Le 21 avril 2002 a emporté bien des certitudes. N’y voir qu’un effet du discrédit des élites, comme le font beaucoup ces derniers temps, c’est non seulement faire le jeu des populismes qui ont aujourd’hui le vent en poupe en Europe, mais aussi ignorer la puissance corrosive des idées qui s’affirment et que traduit le retour de thèmes aux saveurs un peu oubliées : l’ordre, l’autorité, la restauration des valeurs, le « peuple réel » (souvenons-nous un instant du « pays réel » de Charles Maurras), voire le culte des racines et des identités constituées. Autant de figures qui renvoient en réalité à une méfiance de plus en plus marquée à l’égard de la démocratie, de l’État de droit et des fondements d’une « société ouverte » au moment même où on les croyait durablement installés dans les esprits. Comme le dit Pierre Hassner [1], nous entrons peut-être dans un monde qui sera davantage celui de Hobbes, de Nietzsche, voire d’un certain Marx, que celui de Locke et de Kant (paix perpétuelle et République universelle). Exit l’État de droit, retour à l’État-Léviathan comme ultime recours devant le spectre de la « guerre de tous contre tous ». Tel serait le programme du « siècle qui naît ».

Mais l’idée d’une revanche du peuple sur les élites masque également les contributions actives d’une bonne partie desdites « élites » - en l’occurrence de l’intelligentsia française - à ce brusque changement de climat idéologique. Pour ne pas être surpris par la « petite ère glaciaire » qui s’annonce, il faut sans doute reconsidérer le jugement porté un peu rapidement sur la « conversion » des intellectuels français à la démocratie, aux droits de l’homme et à l’État de droit - le « triangle d’or » évoqué un jour par le même Pierre Hassner [2] - dans les années 1980 : le fracas des événements récents conduit en effet à réviser nombre d’idées reçues sur l’état des esprits. Les passions les plus archaïques de la communauté intellectuelle, un temps gelées par les baisers Lamourette de l’antitotalitarisme, semblent revenir au galop.

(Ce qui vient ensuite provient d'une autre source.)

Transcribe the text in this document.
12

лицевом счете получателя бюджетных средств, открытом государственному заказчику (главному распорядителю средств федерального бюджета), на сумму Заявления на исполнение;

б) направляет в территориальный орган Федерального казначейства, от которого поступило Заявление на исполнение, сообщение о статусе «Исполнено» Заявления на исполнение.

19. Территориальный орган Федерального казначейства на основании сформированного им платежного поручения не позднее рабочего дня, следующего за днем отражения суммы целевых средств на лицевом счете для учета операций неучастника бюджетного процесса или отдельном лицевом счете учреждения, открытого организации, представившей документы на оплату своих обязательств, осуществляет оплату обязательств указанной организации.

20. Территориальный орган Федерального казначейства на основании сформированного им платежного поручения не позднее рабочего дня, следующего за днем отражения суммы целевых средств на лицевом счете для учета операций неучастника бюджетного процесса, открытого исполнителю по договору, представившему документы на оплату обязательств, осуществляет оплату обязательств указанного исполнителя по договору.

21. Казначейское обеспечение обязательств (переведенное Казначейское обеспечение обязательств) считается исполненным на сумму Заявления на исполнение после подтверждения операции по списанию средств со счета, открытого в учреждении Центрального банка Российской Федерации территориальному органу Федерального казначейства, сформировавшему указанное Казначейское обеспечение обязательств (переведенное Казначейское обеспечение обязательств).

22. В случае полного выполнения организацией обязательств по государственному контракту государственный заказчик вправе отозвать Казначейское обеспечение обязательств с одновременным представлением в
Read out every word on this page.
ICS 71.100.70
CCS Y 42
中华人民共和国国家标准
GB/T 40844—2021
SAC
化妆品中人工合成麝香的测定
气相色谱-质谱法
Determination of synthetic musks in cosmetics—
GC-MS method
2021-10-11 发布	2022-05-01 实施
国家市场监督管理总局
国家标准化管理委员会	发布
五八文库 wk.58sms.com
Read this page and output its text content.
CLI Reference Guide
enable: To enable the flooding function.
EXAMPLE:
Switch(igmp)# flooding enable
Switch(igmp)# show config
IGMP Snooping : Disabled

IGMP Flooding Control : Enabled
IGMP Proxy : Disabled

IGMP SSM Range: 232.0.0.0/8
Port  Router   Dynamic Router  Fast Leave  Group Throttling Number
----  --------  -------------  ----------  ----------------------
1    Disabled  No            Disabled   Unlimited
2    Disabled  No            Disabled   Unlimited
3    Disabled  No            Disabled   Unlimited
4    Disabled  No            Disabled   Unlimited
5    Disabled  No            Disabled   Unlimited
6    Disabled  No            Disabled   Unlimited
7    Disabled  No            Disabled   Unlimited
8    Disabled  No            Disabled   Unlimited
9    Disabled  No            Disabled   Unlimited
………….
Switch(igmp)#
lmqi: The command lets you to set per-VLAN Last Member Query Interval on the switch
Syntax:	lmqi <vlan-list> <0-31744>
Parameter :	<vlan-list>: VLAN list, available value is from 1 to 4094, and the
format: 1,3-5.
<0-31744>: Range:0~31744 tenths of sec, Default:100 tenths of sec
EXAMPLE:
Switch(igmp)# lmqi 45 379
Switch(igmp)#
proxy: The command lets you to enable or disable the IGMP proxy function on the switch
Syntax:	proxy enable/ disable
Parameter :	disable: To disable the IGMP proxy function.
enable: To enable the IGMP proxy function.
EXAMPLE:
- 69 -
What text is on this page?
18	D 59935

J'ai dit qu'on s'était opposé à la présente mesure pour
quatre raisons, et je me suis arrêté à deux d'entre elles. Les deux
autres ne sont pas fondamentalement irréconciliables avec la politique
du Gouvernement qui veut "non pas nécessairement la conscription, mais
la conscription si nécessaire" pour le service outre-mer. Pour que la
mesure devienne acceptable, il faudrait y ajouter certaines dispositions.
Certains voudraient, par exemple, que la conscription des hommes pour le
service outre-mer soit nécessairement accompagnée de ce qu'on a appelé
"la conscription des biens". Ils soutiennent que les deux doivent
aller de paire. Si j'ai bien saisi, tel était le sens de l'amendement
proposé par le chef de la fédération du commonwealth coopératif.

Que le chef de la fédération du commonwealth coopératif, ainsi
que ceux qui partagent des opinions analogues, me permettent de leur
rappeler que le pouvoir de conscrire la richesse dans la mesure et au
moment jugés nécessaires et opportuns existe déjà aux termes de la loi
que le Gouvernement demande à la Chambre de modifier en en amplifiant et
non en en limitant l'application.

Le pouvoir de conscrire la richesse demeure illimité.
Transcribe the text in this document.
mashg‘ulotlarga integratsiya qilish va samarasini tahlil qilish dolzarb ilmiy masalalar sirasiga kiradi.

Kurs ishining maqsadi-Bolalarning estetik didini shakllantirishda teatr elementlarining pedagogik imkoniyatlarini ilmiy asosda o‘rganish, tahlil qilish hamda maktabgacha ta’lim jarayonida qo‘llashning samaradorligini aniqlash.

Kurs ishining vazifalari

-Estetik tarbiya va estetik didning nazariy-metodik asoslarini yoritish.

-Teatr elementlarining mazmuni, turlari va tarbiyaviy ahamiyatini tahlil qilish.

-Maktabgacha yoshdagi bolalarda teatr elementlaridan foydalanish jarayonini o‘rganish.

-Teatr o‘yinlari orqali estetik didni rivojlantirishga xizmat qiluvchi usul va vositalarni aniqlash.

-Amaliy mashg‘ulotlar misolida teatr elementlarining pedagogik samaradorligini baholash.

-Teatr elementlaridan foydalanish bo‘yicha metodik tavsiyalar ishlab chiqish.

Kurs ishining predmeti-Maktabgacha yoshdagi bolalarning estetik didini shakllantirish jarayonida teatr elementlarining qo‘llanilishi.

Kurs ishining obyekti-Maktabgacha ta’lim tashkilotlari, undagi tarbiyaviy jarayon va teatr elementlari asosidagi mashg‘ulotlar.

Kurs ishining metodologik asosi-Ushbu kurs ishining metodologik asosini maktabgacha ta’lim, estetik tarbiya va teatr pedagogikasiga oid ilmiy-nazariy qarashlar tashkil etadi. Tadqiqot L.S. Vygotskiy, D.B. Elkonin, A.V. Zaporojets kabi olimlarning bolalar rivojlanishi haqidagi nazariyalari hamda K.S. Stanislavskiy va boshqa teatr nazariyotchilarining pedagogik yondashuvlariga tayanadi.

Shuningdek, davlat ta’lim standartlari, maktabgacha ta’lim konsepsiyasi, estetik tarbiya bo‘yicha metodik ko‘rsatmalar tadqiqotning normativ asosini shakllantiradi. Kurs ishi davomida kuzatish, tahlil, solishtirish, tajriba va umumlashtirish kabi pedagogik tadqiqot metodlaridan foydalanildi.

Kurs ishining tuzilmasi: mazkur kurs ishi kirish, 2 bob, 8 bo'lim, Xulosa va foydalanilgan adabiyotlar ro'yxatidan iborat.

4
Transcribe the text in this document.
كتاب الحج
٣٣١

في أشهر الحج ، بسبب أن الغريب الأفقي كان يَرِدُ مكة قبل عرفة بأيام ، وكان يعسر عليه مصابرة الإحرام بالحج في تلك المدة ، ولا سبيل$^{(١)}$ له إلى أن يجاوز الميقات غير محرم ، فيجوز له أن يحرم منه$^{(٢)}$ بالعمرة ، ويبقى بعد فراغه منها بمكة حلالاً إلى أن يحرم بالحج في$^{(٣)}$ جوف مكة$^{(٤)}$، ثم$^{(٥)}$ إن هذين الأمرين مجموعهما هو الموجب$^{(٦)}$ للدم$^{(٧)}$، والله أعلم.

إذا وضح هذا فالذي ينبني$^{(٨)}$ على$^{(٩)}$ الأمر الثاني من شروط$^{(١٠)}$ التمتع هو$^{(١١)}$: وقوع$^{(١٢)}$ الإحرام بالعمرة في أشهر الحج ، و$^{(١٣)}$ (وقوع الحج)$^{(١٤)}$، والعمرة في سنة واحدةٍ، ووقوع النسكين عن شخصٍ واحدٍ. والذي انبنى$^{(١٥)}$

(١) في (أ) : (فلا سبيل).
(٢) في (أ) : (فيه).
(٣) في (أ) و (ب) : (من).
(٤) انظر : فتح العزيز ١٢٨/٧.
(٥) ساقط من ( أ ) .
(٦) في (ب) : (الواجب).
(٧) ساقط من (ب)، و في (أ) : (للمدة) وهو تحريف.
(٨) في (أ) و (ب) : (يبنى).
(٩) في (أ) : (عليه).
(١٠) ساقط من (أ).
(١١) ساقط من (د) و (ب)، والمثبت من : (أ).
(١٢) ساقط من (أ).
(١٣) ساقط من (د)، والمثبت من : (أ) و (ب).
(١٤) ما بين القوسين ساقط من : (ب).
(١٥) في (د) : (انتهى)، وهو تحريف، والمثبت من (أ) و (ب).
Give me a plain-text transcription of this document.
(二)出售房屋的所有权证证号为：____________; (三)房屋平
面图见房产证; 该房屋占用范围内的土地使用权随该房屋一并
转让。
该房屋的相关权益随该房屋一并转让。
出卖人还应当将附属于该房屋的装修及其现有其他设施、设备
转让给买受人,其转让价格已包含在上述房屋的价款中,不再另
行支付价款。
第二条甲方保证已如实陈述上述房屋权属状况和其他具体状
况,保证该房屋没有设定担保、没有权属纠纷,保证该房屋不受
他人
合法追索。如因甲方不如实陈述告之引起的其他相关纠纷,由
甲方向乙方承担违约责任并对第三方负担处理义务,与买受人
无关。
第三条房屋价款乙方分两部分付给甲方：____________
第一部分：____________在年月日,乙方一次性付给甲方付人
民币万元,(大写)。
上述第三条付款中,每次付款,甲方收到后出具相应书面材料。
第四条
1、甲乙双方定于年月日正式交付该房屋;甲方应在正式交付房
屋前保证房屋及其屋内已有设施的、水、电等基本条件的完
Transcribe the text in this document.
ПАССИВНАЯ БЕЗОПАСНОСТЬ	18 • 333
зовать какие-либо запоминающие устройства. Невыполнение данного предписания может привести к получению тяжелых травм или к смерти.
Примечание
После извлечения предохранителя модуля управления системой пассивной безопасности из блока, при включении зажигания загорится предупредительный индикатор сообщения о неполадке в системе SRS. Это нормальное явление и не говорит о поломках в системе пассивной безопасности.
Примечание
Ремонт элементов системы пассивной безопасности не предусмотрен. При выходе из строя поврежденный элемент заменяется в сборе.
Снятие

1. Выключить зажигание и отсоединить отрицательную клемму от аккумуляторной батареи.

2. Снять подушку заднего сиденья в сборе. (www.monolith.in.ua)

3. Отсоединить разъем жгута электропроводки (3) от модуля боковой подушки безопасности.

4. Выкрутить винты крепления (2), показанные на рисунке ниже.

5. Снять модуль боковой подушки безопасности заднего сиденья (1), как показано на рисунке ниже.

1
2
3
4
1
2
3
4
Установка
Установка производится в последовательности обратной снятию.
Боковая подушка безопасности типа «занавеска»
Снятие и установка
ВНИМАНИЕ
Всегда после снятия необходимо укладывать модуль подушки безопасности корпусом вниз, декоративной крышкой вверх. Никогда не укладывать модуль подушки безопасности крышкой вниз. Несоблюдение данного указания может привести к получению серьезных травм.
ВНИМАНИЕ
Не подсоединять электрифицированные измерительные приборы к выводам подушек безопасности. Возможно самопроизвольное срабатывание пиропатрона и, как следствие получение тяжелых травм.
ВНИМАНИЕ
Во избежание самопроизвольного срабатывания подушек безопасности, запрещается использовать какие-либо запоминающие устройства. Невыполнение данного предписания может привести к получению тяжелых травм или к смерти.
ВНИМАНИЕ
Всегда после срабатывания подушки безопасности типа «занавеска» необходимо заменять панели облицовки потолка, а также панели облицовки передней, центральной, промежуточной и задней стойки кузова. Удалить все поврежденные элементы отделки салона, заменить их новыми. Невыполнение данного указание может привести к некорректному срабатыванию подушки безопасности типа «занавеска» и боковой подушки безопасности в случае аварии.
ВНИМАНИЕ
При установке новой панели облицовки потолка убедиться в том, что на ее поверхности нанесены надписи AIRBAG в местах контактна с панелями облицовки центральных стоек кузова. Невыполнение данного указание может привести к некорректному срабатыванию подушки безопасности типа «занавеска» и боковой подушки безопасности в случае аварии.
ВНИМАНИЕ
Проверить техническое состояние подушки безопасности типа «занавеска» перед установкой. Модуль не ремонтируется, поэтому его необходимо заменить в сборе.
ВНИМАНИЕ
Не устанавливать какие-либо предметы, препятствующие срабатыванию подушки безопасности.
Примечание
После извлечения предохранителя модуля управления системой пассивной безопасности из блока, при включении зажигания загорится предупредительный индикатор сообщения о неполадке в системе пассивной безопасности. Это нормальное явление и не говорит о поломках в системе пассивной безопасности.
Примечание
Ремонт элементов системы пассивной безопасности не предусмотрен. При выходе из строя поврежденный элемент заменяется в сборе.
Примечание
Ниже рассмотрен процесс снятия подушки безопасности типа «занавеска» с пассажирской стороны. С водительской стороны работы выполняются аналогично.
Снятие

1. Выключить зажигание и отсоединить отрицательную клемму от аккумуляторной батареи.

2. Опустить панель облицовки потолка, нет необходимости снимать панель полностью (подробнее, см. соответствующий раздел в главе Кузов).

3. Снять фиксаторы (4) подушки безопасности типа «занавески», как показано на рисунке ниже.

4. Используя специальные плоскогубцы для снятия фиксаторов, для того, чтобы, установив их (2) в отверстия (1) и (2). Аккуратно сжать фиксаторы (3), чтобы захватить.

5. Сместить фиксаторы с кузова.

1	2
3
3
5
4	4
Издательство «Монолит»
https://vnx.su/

Certes les retours aux sources ne sont pas nécessairement des retours en arrière. Certains vont chercher dans les œuvres du passé de quoi éclairer le présent : c’est le cas des Furet, des Lefort, des Blandine Kriegel, des Philippe Raynaud, qui, exhumant un xixe siècle français injustement oublié, ont réintroduit Constant, Guizot, Quinet, et bien sûr Tocqueville déjà « redécouvert » par Raymond Aron au temps de la Guerre froide. Mais il en est d’autres qui prennent la forme d’authentiques régressions et visent en son cœur, sans toujours l’avouer, le projet démocratique lui-même et son ambition égalitaire. C’est à ce type d’offensives que nous assistons aujourd’hui.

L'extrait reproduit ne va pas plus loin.